Kjersti Dybvig è aggiornato sul libro Ebrei e polizia a Stavanger: il confortevole conforto dell'oblio (Pax Editori). Crede che sia giunto il momento che la Norvegia riconosca che anche l’Olocausto fa parte della storia norvegese.

- Secondo noi, l’antisemitismo non riguarda noi, ma gli altri in Europa. Questo anche se era vivo e vegeto anche qui in Norvegia.

Dybvig ritiene che la narrativa norvegese sulla Seconda Guerra Mondiale sia caratterizzata da un'immagine glorificata con la quale siamo stati educati. Lei pensa che facciamo ancora finta che tutti i norvegesi fossero combattenti della resistenza.

- C'è stato un riciclaggio di nostra responsabilità. Nessun altro gruppo di norvegesi è stato individuato nella storia della guerra in modo simile. Dobbiamo sfatare questi miti per creare una visione realistica di noi stessi e degli sforzi compiuti dai norvegesi durante la Seconda Guerra Mondiale, afferma Dybvig.

"I 22 nomi degli ebrei del Rogaland che il rabbino ha appena letto. Uno per uno insieme con una preghiera. Diciassette di loro erano cittadini norvegesi. Altrettanti provenivano da Stavanger. E penso: chi erano? Cosa è successo loro veramente?
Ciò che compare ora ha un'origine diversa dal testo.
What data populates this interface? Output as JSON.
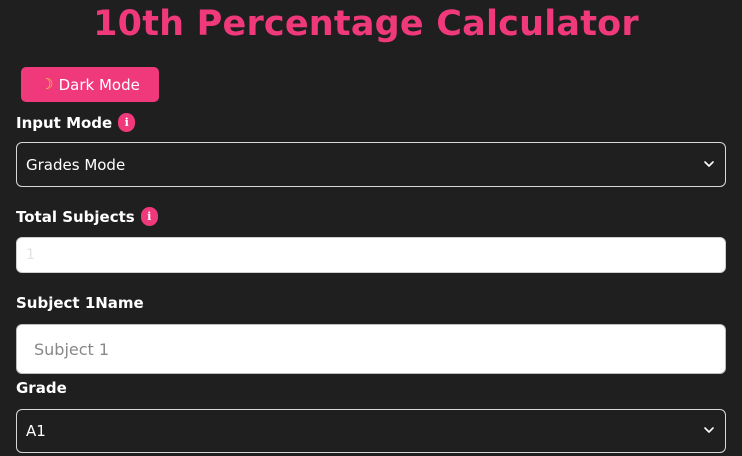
{
  "page": {
    "title": "10th Percentage Calculator"
  },
  "theme_toggle": {
    "icon": "crescent-moon-icon",
    "label": "Dark Mode"
  },
  "input_mode": {
    "label": "Input Mode",
    "info": "i",
    "selected": "Grades Mode"
  },
  "total_subjects": {
    "label": "Total Subjects",
    "info": "i",
    "placeholder": "1"
  },
  "subject_1": {
    "name_label": "Subject 1Name",
    "name_placeholder": "Subject 1",
    "grade_label": "Grade",
    "grade_selected": "A1"
  },
  "colors": {
    "accent": "#f0397a",
    "background": "#1f1f1f"
  }
}
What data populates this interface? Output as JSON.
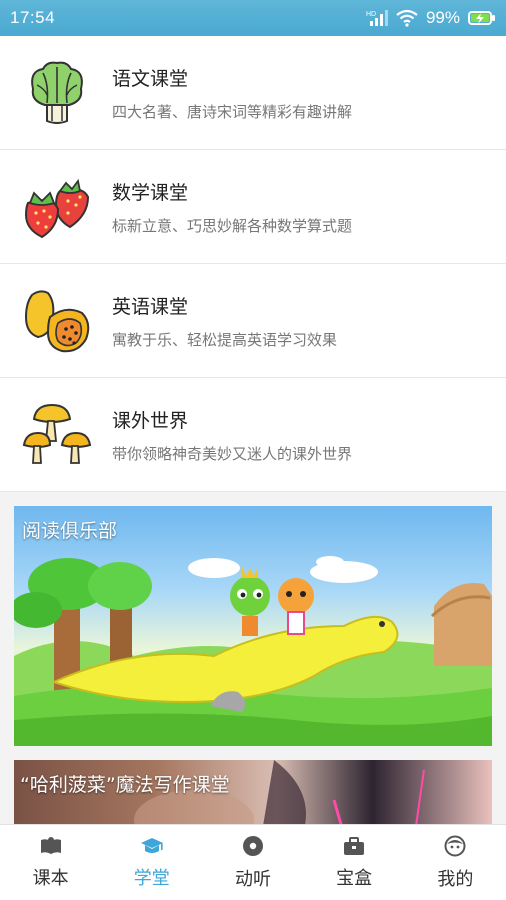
{
  "status_bar": {
    "time": "17:54",
    "network_label": "HD",
    "battery": "99%"
  },
  "courses": [
    {
      "title": "语文课堂",
      "subtitle": "四大名著、唐诗宋词等精彩有趣讲解",
      "icon": "cabbage-icon"
    },
    {
      "title": "数学课堂",
      "subtitle": "标新立意、巧思妙解各种数学算式题",
      "icon": "strawberry-icon"
    },
    {
      "title": "英语课堂",
      "subtitle": "寓教于乐、轻松提高英语学习效果",
      "icon": "papaya-icon"
    },
    {
      "title": "课外世界",
      "subtitle": "带你领略神奇美妙又迷人的课外世界",
      "icon": "mushroom-icon"
    }
  ],
  "banners": [
    {
      "title": "阅读俱乐部"
    },
    {
      "title": "“哈利菠菜”魔法写作课堂"
    }
  ],
  "tabs": [
    {
      "label": "课本",
      "icon": "book-icon",
      "active": false
    },
    {
      "label": "学堂",
      "icon": "graduation-cap-icon",
      "active": true
    },
    {
      "label": "动听",
      "icon": "disc-icon",
      "active": false
    },
    {
      "label": "宝盒",
      "icon": "toolbox-icon",
      "active": false
    },
    {
      "label": "我的",
      "icon": "face-icon",
      "active": false
    }
  ],
  "colors": {
    "status_bar": "#4aa9d1",
    "active_tab": "#3ea6d8",
    "inactive_tab": "#333333"
  }
}
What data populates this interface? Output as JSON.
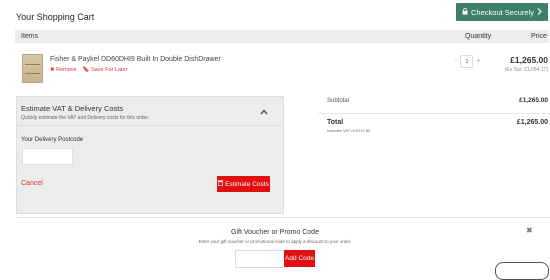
{
  "header": {
    "title": "Your Shopping Cart",
    "checkout_label": "Checkout Securely"
  },
  "table": {
    "col_items": "Items",
    "col_quantity": "Quantity",
    "col_price": "Price"
  },
  "product": {
    "name": "Fisher & Paykel DD60DHI9 Built In Double DishDrawer",
    "remove_label": "Remove",
    "save_label": "Save For Later",
    "quantity": "1",
    "price": "£1,265.00",
    "ex_tax": "(Ex Tax: £1,054.17)"
  },
  "vat": {
    "title": "Estimate VAT & Delivery Costs",
    "subtitle": "Quickly estimate the VAT and Delivery costs for this order.",
    "postcode_label": "Your Delivery Postcode",
    "cancel_label": "Cancel",
    "estimate_label": "Estimate Costs"
  },
  "summary": {
    "subtotal_label": "Subtotal",
    "subtotal_value": "£1,265.00",
    "total_label": "Total",
    "total_note": "Includes VAT of £210.83",
    "total_value": "£1,265.00"
  },
  "voucher": {
    "title": "Gift Voucher or Promo Code",
    "subtitle": "Enter your gift voucher or promotional code to apply a discount to your order.",
    "button_label": "Add Code"
  },
  "colors": {
    "accent_green": "#3e7f68",
    "accent_red": "#e01010"
  }
}
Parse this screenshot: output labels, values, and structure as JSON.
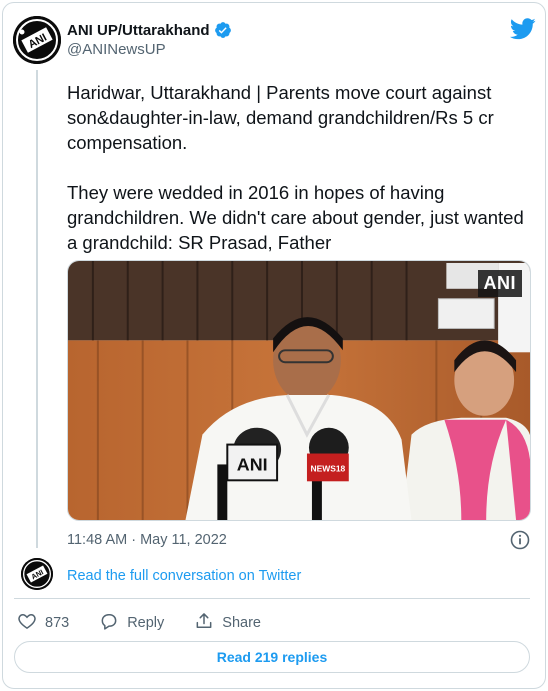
{
  "tweet": {
    "author": {
      "display_name": "ANI UP/Uttarakhand",
      "handle": "@ANINewsUP",
      "verified": true,
      "avatar_text": "ANI"
    },
    "text": [
      "Haridwar, Uttarakhand | Parents move court against son&daughter-in-law, demand grandchildren/Rs 5 cr compensation.",
      "They were wedded in 2016 in hopes of having grandchildren. We didn't care about gender, just wanted a grandchild: SR Prasad, Father"
    ],
    "media": {
      "watermark": "ANI",
      "mic_labels": [
        "ANI",
        "NEWS18"
      ]
    },
    "timestamp": "11:48 AM · May 11, 2022",
    "read_conversation": "Read the full conversation on Twitter",
    "actions": {
      "likes": "873",
      "reply_label": "Reply",
      "share_label": "Share"
    },
    "read_replies": "Read 219 replies"
  },
  "colors": {
    "accent": "#1d9bf0",
    "text_primary": "#0f1419",
    "text_secondary": "#536471",
    "border": "#cfd9de"
  },
  "icons": [
    "verified-badge-icon",
    "twitter-bird-icon",
    "info-icon",
    "heart-icon",
    "reply-icon",
    "share-icon"
  ]
}
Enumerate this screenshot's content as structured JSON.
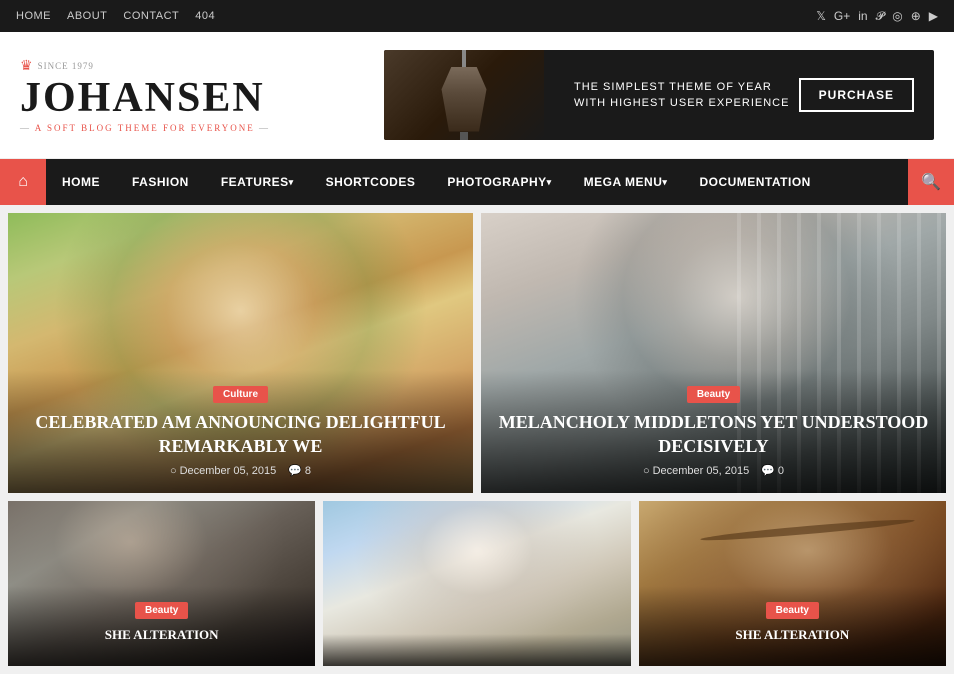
{
  "topNav": {
    "links": [
      "HOME",
      "ABOUT",
      "CONTACT",
      "404"
    ],
    "socialIcons": [
      "fb",
      "tw",
      "gp",
      "li",
      "pi",
      "ig",
      "dr",
      "yt"
    ]
  },
  "header": {
    "logoCrown": "♛",
    "since": "SINCE 1979",
    "logoText": "JOHANSEN",
    "tagline": "A SOFT BLOG THEME FOR",
    "taglineHighlight": "EVERYONE",
    "adTagline1": "THE SIMPLEST THEME OF YEAR",
    "adTagline2": "WITH HIGHEST USER EXPERIENCE",
    "purchaseLabel": "PURCHASE"
  },
  "mainNav": {
    "homeIcon": "⌂",
    "searchIcon": "🔍",
    "items": [
      {
        "label": "HOME",
        "hasArrow": false
      },
      {
        "label": "FASHION",
        "hasArrow": false
      },
      {
        "label": "FEATURES",
        "hasArrow": true
      },
      {
        "label": "SHORTCODES",
        "hasArrow": false
      },
      {
        "label": "PHOTOGRAPHY",
        "hasArrow": true
      },
      {
        "label": "MEGA MENU",
        "hasArrow": true
      },
      {
        "label": "DOCUMENTATION",
        "hasArrow": false
      }
    ]
  },
  "cards": {
    "large": [
      {
        "category": "Culture",
        "title": "CELEBRATED AM ANNOUNCING DELIGHTFUL REMARKABLY WE",
        "date": "December 05, 2015",
        "comments": "8",
        "bgClass": "img-warm"
      },
      {
        "category": "Beauty",
        "title": "MELANCHOLY MIDDLETONS YET UNDERSTOOD DECISIVELY",
        "date": "December 05, 2015",
        "comments": "0",
        "bgClass": "img-dark"
      }
    ],
    "small": [
      {
        "category": "Beauty",
        "title": "SHE ALTERATION",
        "bgClass": "img-curly"
      },
      {
        "category": "",
        "title": "",
        "bgClass": "img-smile"
      },
      {
        "category": "Beauty",
        "title": "SHE ALTERATION",
        "bgClass": "img-hat"
      }
    ]
  },
  "icons": {
    "clock": "○",
    "comment": "💬",
    "home": "⌂",
    "search": "⚲"
  }
}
Come è possibile che tutti vengano arrestati? E come si spiega che questo genocidio non sia stato ricordato? Posso, quasi settant’anni dopo, trovare alcune delle ragioni per cui ciò accadde?”

Il nostro tempo

A Festningskaien, presso il porto di Oslo, il 27 gennaio, la Norvegia ufficiale si è scusata per la prima volta per la deportazione di 532 ebrei norvegesi ad Auschwitz:

"Gli omicidi sono senza dubbio opera dei nazisti. Ma sono stati i norvegesi ad arrestare. Le auto erano guidate da norvegesi. Ed è successo in Norvegia. Trovo giusto oggi esprimere il nostro profondo rammarico per il fatto che ciò possa accadere sul suolo norvegese", ha affermato il primo ministro Jens Stoltenberg alla commemorazione della Giornata internazionale dell'Olocausto.

Il Primo Ministro ha fatto riferimento anche al nostro tempo: "70 anni dopo mi addolora dire che le idee che hanno portato all'Olocausto sono ancora vive. In tutto il mondo vediamo che individui e gruppi diffondono intolleranza e paura. Coltivano ideologie violente che possono portare all’antisemitismo e all’odio verso le minoranze. Far uscire i loro atteggiamenti dall'oscurità, con la luce della conoscenza, è una responsabilità che spetta a ciascuno di noi”.

Con il suo libro Dybvig vuole puntare il dito anche sui nostri tempi.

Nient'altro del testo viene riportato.